Advertisement

U.S. Bends Truth Over N. Korea

Share
Jim Mann's column appears in this space every Wednesday

With a single, silly sentence from the White House podium last week, President Clinton’s spokesman brought home all the dangers of delusion and moral blindness presented by the administration’s current North Korean diplomacy.

Reporters were asking Jake Siewert to explain the discrepancy between the Clinton administration’s seeming eagerness to deal with North Korea and its continuing intransigence toward Cuba.

The spokesman pointed out, legitimately, that North Korea represents a threat to American allies, while Cuba does not. He might have stopped there, but he didn’t.

Advertisement

“At the same time, North Korea has indicated a willingness to change its regime, to open up,” Siewert said, adding: “Castro has not indicated a willingness to change his regime.”

That assertion is demonstrably false--and all too revealing of a disturbing habit of mind by the Clinton administration.

For reasons of economic necessity, North Korea has decided to begin to deal with South Korea and the U.S. But nothing in North Korea’s actions over the last year has given anyone the slightest reason to think that the nature of the Pyongyang regime is changing. (Indeed Cuba, despite Castro’s repression, represents a more open society than does North Korea.)

The Clinton administration’s own human rights reports tell the accurate story, which the White House spokesman apparently doesn’t know or would rather forget.

This year’s report asserts without qualification that North Korea is a “dictatorship,” where people simply have no human rights. It says that North Koreans are subject to “rigid controls,” that there are “extrajudicial killings and disappearances,” that there are “many” political prisoners and that the penal code is “draconian.”

Does this mean the Clinton administration should refuse to deal with Kim Jong Il? No. In foreign policy, sometimes you have to do business with evil regimes. After all, Franklin D. Roosevelt and Winston Churchill broke bread with Josef Stalin. Sheer realism has its purposes, within limits.

Advertisement

But the Clinton administration seems unwilling or unable to justify its policies as realism. Instead, it uses a false logic: It tells Americans, wrongly, that if we are dealing with a nasty regime, then it must therefore be in the process of becoming better.

We want China to join the World Trade Organization, for reasons of commerce--and so, presto, the administration claims that joining the WTO will bring political liberalization to China. We’re eager for North Korea to halt its missile program--and presto, the White House finds that North Korea is showing a “willingness to change its regime.”

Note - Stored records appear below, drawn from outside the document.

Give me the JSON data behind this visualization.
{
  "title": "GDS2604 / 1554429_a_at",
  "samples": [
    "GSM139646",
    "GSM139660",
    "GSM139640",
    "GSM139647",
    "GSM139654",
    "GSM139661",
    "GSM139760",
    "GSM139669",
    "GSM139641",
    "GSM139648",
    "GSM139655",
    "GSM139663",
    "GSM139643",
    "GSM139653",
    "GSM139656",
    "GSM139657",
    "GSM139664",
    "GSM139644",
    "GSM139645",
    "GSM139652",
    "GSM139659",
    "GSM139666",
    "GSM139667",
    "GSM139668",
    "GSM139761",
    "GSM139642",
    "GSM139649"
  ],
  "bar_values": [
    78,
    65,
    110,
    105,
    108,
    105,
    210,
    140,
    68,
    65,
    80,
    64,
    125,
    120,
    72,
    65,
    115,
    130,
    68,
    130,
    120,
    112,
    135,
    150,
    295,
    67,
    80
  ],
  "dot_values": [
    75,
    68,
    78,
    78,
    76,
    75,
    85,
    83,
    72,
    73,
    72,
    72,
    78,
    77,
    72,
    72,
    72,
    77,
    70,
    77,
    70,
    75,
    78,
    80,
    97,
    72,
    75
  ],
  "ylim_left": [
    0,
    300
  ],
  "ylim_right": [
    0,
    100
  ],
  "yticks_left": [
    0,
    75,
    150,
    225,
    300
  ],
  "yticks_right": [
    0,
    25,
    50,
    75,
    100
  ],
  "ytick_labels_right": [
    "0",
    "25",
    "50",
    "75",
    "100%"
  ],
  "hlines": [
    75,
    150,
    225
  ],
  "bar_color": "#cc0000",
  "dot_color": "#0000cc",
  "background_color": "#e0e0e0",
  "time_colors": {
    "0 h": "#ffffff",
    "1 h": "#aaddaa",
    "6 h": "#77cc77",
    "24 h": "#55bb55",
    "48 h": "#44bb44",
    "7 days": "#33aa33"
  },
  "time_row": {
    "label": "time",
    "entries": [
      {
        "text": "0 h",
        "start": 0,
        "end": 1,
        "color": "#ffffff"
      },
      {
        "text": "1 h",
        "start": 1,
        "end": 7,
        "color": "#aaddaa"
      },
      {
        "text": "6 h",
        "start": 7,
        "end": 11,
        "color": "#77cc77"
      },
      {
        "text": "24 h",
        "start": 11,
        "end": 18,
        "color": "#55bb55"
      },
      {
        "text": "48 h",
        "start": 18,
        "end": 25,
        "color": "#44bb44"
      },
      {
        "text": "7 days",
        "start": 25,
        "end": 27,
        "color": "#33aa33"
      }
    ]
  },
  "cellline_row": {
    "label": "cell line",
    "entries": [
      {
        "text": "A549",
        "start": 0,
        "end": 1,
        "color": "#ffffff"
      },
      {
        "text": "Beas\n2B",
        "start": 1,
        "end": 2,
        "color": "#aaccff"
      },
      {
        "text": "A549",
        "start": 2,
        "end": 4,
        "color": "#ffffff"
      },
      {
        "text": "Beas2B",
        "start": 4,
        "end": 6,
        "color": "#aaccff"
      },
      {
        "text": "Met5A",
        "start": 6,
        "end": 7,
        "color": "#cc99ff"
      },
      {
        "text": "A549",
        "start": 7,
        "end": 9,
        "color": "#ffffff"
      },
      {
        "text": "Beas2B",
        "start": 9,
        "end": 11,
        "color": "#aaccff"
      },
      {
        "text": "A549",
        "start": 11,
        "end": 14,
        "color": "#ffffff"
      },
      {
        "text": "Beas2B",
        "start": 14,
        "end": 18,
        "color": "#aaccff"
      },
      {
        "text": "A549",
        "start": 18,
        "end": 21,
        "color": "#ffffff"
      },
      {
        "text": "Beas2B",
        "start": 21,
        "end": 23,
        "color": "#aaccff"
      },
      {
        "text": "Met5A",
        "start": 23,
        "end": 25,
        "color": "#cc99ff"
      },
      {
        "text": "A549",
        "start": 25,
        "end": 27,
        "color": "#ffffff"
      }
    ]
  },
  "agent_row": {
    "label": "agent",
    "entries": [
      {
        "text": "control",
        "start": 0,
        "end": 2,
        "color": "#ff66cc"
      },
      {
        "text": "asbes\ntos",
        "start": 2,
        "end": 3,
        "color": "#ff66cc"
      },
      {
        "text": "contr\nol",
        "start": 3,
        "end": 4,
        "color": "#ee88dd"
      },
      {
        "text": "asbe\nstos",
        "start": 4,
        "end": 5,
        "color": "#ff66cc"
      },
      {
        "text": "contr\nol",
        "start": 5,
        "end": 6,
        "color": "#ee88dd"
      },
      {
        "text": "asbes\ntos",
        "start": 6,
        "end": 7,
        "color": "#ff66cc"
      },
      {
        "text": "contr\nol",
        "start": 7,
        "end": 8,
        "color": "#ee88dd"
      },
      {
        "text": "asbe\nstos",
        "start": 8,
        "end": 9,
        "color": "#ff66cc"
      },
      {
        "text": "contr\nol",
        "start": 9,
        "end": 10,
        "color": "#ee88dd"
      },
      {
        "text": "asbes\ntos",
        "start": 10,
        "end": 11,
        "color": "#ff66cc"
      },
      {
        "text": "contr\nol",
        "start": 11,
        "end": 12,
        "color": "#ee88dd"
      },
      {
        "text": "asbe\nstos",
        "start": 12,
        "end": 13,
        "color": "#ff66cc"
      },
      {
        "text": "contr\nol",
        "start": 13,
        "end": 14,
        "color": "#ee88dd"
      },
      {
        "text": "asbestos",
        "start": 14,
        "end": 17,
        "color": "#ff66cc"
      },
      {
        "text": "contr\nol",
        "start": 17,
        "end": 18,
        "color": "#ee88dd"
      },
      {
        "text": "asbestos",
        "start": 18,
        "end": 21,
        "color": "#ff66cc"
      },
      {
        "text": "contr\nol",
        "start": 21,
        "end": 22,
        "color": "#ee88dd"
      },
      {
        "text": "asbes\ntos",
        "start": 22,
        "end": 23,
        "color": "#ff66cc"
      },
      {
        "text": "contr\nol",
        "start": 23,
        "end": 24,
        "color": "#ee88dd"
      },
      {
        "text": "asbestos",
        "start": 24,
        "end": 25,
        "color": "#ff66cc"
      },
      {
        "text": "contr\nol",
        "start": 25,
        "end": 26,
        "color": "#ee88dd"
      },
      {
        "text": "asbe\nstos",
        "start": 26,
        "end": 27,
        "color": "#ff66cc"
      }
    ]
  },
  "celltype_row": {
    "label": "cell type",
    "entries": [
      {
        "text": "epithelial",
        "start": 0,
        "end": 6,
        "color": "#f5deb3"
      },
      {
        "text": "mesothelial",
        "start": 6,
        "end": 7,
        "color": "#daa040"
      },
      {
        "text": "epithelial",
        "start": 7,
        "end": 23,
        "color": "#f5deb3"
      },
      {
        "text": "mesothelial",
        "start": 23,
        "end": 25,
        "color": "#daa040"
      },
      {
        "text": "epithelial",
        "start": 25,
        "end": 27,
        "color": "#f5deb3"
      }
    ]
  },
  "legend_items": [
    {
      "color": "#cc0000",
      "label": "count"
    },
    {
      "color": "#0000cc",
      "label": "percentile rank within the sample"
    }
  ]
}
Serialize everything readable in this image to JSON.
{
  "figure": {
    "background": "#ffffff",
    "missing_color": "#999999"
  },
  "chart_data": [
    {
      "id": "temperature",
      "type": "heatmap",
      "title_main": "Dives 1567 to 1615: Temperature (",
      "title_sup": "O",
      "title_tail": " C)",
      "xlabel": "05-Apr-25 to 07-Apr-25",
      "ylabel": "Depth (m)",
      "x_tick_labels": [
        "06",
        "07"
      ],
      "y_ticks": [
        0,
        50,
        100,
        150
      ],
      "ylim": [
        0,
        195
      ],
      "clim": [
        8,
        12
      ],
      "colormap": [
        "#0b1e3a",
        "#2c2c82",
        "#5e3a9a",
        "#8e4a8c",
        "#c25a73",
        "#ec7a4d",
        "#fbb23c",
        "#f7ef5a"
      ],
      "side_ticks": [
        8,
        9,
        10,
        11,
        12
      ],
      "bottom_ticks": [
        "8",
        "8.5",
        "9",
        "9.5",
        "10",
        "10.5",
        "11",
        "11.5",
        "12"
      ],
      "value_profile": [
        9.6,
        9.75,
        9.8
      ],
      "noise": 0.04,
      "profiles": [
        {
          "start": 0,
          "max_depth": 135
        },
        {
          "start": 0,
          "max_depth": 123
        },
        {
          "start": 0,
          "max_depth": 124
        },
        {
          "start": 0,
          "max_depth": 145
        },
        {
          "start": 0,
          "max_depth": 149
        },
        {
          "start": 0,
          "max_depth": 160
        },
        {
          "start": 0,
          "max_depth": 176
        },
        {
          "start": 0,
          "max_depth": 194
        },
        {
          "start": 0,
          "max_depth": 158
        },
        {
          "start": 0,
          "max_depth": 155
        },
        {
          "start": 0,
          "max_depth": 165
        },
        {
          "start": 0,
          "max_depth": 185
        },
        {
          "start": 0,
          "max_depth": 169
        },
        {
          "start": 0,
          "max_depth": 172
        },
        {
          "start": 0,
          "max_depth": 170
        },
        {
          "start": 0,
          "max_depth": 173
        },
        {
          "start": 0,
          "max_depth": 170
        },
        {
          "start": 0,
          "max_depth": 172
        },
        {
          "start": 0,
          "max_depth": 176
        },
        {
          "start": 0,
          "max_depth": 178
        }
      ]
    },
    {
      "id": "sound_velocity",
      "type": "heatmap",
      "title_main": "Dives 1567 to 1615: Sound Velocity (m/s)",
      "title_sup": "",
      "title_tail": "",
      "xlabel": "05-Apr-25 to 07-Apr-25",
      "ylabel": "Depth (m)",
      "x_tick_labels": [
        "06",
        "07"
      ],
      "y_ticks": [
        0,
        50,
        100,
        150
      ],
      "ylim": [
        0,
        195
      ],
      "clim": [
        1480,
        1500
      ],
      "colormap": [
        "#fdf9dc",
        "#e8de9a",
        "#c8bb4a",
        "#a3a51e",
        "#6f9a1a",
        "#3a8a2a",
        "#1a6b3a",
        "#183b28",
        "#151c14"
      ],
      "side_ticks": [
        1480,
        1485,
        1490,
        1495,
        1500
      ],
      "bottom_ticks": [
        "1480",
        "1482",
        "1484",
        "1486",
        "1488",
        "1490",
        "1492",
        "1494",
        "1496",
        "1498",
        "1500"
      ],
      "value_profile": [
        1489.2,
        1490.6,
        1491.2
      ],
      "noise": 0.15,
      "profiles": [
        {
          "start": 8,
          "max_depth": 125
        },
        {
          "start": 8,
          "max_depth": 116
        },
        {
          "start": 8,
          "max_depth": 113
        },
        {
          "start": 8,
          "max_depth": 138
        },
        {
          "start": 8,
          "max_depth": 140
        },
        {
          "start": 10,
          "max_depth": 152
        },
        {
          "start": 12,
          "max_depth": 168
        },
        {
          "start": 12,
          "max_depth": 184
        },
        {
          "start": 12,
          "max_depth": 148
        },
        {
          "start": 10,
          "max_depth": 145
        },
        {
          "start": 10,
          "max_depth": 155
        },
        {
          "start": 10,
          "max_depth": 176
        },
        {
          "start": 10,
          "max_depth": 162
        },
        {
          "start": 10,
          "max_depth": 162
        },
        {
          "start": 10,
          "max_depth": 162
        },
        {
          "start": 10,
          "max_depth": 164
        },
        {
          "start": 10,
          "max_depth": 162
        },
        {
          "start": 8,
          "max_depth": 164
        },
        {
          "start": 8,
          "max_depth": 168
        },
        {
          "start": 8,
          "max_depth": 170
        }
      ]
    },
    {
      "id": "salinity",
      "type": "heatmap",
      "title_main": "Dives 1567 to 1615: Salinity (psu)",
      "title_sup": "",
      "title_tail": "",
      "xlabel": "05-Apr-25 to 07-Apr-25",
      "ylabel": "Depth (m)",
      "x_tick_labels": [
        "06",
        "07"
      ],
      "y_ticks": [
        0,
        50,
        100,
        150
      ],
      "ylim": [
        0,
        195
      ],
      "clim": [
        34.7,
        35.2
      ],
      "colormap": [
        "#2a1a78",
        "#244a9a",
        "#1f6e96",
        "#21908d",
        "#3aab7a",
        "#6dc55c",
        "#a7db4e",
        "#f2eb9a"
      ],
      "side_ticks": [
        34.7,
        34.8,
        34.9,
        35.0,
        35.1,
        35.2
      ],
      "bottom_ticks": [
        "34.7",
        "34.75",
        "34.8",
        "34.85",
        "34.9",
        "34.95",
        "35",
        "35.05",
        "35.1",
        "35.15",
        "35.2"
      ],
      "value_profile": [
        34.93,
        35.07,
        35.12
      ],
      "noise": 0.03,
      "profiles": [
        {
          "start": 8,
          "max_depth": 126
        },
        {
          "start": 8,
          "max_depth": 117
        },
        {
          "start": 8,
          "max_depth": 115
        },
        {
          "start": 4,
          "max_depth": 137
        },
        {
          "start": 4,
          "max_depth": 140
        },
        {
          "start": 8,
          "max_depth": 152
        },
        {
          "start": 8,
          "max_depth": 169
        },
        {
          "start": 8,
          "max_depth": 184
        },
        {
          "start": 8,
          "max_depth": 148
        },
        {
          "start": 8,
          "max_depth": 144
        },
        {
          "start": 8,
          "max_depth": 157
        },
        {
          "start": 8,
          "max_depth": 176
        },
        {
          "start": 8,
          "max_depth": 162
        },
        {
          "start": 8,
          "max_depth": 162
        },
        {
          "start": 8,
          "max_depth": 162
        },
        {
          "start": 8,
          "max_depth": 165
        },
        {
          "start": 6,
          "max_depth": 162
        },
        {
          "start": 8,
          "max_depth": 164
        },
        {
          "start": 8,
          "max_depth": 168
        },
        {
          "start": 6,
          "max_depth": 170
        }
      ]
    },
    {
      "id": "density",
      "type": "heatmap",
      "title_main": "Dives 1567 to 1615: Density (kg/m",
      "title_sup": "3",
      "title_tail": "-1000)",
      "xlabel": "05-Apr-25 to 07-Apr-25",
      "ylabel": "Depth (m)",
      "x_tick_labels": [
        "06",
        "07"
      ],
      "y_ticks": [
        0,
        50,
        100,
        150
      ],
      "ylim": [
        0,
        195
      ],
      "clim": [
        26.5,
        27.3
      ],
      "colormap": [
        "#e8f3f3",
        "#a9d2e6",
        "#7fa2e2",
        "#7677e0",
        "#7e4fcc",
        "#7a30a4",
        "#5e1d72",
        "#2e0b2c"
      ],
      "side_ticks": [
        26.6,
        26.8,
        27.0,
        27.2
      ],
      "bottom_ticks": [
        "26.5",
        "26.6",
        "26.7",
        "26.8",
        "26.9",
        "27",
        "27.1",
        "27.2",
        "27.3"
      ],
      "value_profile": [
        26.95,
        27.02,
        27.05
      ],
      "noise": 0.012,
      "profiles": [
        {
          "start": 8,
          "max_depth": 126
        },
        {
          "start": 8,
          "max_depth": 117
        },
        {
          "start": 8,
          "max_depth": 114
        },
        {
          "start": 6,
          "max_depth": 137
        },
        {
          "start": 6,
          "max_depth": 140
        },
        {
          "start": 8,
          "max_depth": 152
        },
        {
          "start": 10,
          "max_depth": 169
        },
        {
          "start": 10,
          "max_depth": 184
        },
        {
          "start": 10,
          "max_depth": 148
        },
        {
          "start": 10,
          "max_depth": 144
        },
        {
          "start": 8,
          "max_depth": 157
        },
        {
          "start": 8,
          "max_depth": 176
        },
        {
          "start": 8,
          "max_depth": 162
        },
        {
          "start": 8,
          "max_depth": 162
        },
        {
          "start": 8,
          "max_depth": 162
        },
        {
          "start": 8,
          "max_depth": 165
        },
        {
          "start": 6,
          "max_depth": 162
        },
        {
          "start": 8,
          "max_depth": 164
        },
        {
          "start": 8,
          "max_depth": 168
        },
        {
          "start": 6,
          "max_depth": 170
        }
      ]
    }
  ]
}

The risks that the administration will present a false view of a politically changing North Korea will be compounded if, as appears likely, Clinton visits Pyongyang on his trip to Asia next month.

So far, too much of the administration’s secret North Korean diplomacy has been spent negotiating who goes where and who meets with whom.

Clinton’s envoy, William J. Perry, was rebuffed when he tried to see Kim Jong Il a year ago. And so when North Korean officials let it be known that National Defense Commission first vice chairman Gen. Cho Myong Nok wanted to be greeted by Clinton in Washington, the administration made an implicit bargain: Cho could see Clinton if Secretary of State Madeleine Albright could meet with Kim on her upcoming visit to Pyongyang.

Albright may finalize a long-stalled deal for the United States and North Korea to open diplomatic liaison offices. That would open the way for Clinton’s visit.

Advertisement

And what business will Clinton transact? The main White House objective involves missiles. Pyongyang has stopped claiming that its missiles are nobody’s business and has indicated a willingness to negotiate missile issues--which include missile tests, production, deployments and exports.

So Clinton could nail down some new agreement for a permanent freeze on North Korea’s missile tests, similar to the one he worked out for its nuclear program in 1994. That will probably leave North Korea free to bargain away later on the right to produce and export missiles, in exchange for future U.S. concessions.

Will such a deal by itself make the Clinton and Albright trips worth it? Not if they do nothing at all to advance the cause of human rights and instead confer legitimacy upon an abysmally bad regime.

There are important, pragmatic human rights steps the administration could seek. “For us, the bottom line is access--that is, opening up North Korea to independent and United Nations human rights monitors,” says Mike Jendrejczyk of Human Rights Watch/Asia, a private advocacy group.

There’s no sign the administration will do anything along these lines. Instead, advance teams are beginning to lay the groundwork for a surprise pre-Thanksgiving television spectacular: a trip by Clinton from Pyongyang overland through the border village of Panmunjom to Seoul.

In the presidential campaign debates, Vice President Al Gore has been commendably saying that U.S. foreign policy ought to help promote American “values.”

Advertisement

But does this administration’s concern for democracy and human rights stop in the Balkans? What about North Korea? If the Clinton administration is going to prettify North Korea’s ugly dictatorship, it can fairly be accused of having done far more there to betray American values than to promote them.